En résumé, la théorie de M. Proudhon sur la femme à laquelle il rend miraculeusement par le mariage — un sacrement ! — toutes les vertus, toutes les forces, toutes les valeurs qu’il lui avait déniées originairement, ne serait qu’une paraphrase des paroles de saint Paul, s’il ne s’était avisé d’une chose qui donne à son système hébraïco-chrétien un certain cachet d’originalité. Malheureusement l’idée sur laquelle repose ce perfectionnement, est une idée fausse. Il était écrit que M. Proudhon ne trouverait rien de bon, au moins pour la reconstruction, pour la synthèse, sur un sujet qu’il a abordé d’une si brutale manière. L’amour, pour le punir, lui aurait-il à cet endroit noué le sentiment, obscurci l’intelligence ?
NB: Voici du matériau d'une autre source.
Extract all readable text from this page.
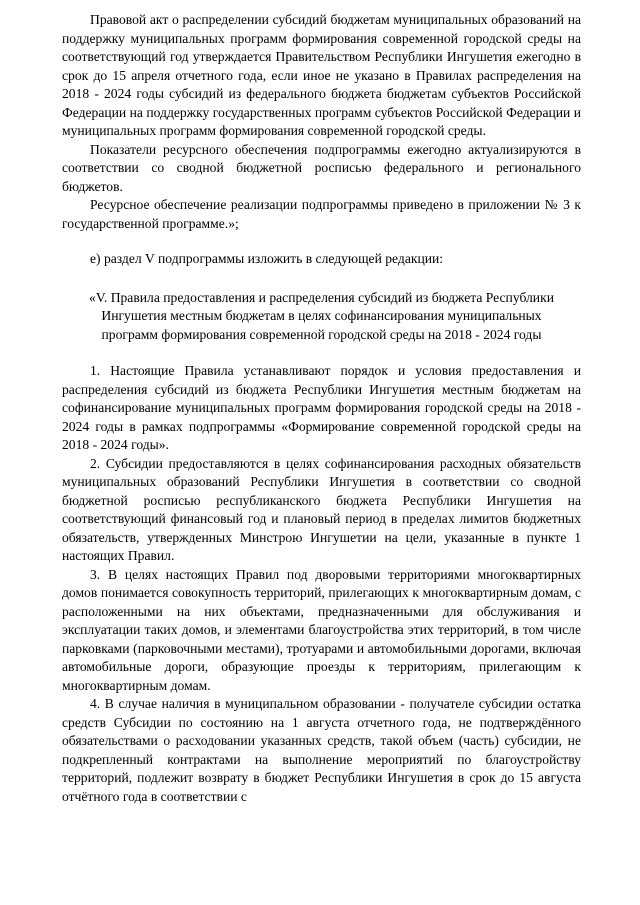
Правовой акт о распределении субсидий бюджетам муниципальных образований на поддержку муниципальных программ формирования современной городской среды на соответствующий год утверждается Правительством Республики Ингушетия ежегодно в срок до 15 апреля отчетного года, если иное не указано в Правилах распределения на 2018 - 2024 годы субсидий из федерального бюджета бюджетам субъектов Российской Федерации на поддержку государственных программ субъектов Российской Федерации и муниципальных программ формирования современной городской среды.

Показатели ресурсного обеспечения подпрограммы ежегодно актуализируются в соответствии со сводной бюджетной росписью федерального и регионального бюджетов.

Ресурсное обеспечение реализации подпрограммы приведено в приложении № 3 к государственной программе.»;

е) раздел V подпрограммы изложить в следующей редакции:

«V. Правила предоставления и распределения субсидий из бюджета Республики Ингушетия местным бюджетам в целях софинансирования муниципальных программ формирования современной городской среды на 2018 - 2024 годы

1. Настоящие Правила устанавливают порядок и условия предоставления и распределения субсидий из бюджета Республики Ингушетия местным бюджетам на софинансирование муниципальных программ формирования городской среды на 2018 - 2024 годы в рамках подпрограммы «Формирование современной городской среды на 2018 - 2024 годы».

2. Субсидии предоставляются в целях софинансирования расходных обязательств муниципальных образований Республики Ингушетия в соответствии со сводной бюджетной росписью республиканского бюджета Республики Ингушетия на соответствующий финансовый год и плановый период в пределах лимитов бюджетных обязательств, утвержденных Минстрою Ингушетии на цели, указанные в пункте 1 настоящих Правил.

3. В целях настоящих Правил под дворовыми территориями многоквартирных домов понимается совокупность территорий, прилегающих к многоквартирным домам, с расположенными на них объектами, предназначенными для обслуживания и эксплуатации таких домов, и элементами благоустройства этих территорий, в том числе парковками (парковочными местами), тротуарами и автомобильными дорогами, включая автомобильные дороги, образующие проезды к территориям, прилегающим к многоквартирным домам.

4. В случае наличия в муниципальном образовании - получателе субсидии остатка средств Субсидии по состоянию на 1 августа отчетного года, не подтверждённого обязательствами о расходовании указанных средств, такой объем (часть) субсидии, не подкрепленный контрактами на выполнение мероприятий по благоустройству территорий, подлежит возврату в бюджет Республики Ингушетия в срок до 15 августа отчётного года в соответствии с
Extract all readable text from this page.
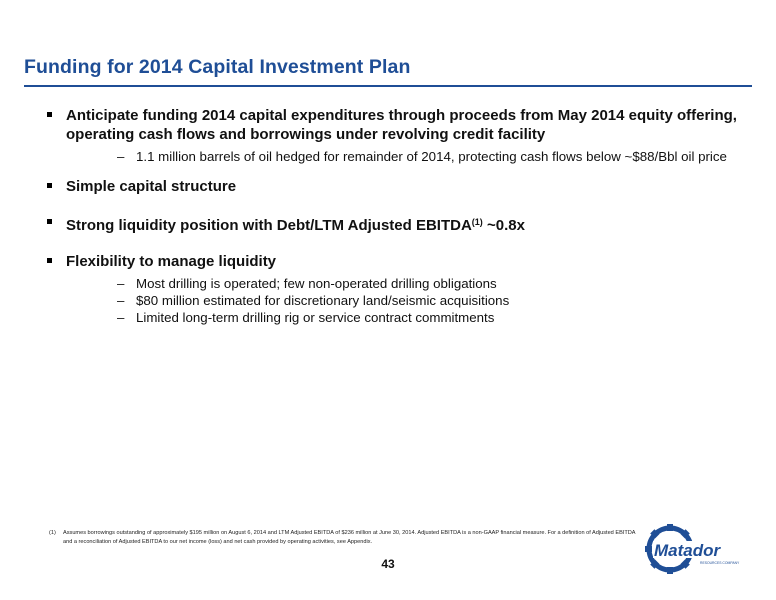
Funding for 2014 Capital Investment Plan
Anticipate funding 2014 capital expenditures through proceeds from May 2014 equity offering, operating cash flows and borrowings under revolving credit facility
– 1.1 million barrels of oil hedged for remainder of 2014, protecting cash flows below ~$88/Bbl oil price
Simple capital structure
Strong liquidity position with Debt/LTM Adjusted EBITDA$^{(1)}$ ~0.8x
Flexibility to manage liquidity
– Most drilling is operated; few non-operated drilling obligations
– $80 million estimated for discretionary land/seismic acquisitions
– Limited long-term drilling rig or service contract commitments
(1)	Assumes borrowings outstanding of approximately $195 million on August 6, 2014 and LTM Adjusted EBITDA of $236 million at June 30, 2014. Adjusted EBITDA is a non-GAAP financial measure. For a definition of Adjusted EBITDA and a reconciliation of Adjusted EBITDA to our net income (loss) and net cash provided by operating activities, see Appendix.
43
Matador
RESOURCES COMPANY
L’idée, du reste, est toujours la même. Il s’agit toujours de la justice. Seulement, jusqu’ici M. Proudhon avait cru qu’il suffisait d’écarter de la conscience humaine toute influence transcendantale, divine, religieuse, idéale, pour constituer la justice ; mais, après avoir écrit cent cinquante pages sur ce sujet, il s’aperçoit qu’il n’a rien fait pour la constitution de la justice, s’il ne lui a pas découvert un organe propre : « La vue, l’ouïe, l’odorat, le goût, le toucher, ont chacun leur organe ; l’amour a le sien ; la pensée a aussi le sien, qui est le cerveau, et dans ce cerveau chacune des facultés de la pensée a son petit appareil. Comment la justice, faculté souveraine, n’aurait-elle pas son organisme proportionné à l’importance de sa fonction ? » Cet organe qui devient, on ne sait trop pourquoi, un organisme, c’est-à-dire un être, c’est le couple, c’est l’homme et la femme unis par les liens du mariage.

« La nature, nous dit M. Proudhon, a donné pour organe à la justice la dualité sexuelle, et comme nous avons pu définir l’individu humain, une liberté organisée, de même nous pouvons définir le couple conjugal une justice organisée. Produire de la justice, tel est le but supérieur de la division androgyne : la génération et ce qui s’ensuit, ne figure plus ici que comme accessoire. »

Voilà une phrase qui aurait bien réjoui le cœur de Perrin Dandin ! À propos de Perrin Dandin, je me rappelle que M. Proudhon appartient à une famille de juristes, et que ceux des Proudhon qui furent trop pauvres pour devenir jurisconsultes ou avocats restèrent toujours des plaideurs acharnés, à cheval sur le droit et sur la procédure. Il faut croire que cette passion de la judiciaire est dans le sang. M. Proudhon tient à la fois du juriste et du plaideur, réunissant en sa personne les qualités des divers Proudhon venus avant lui. Mais parlons sérieusement.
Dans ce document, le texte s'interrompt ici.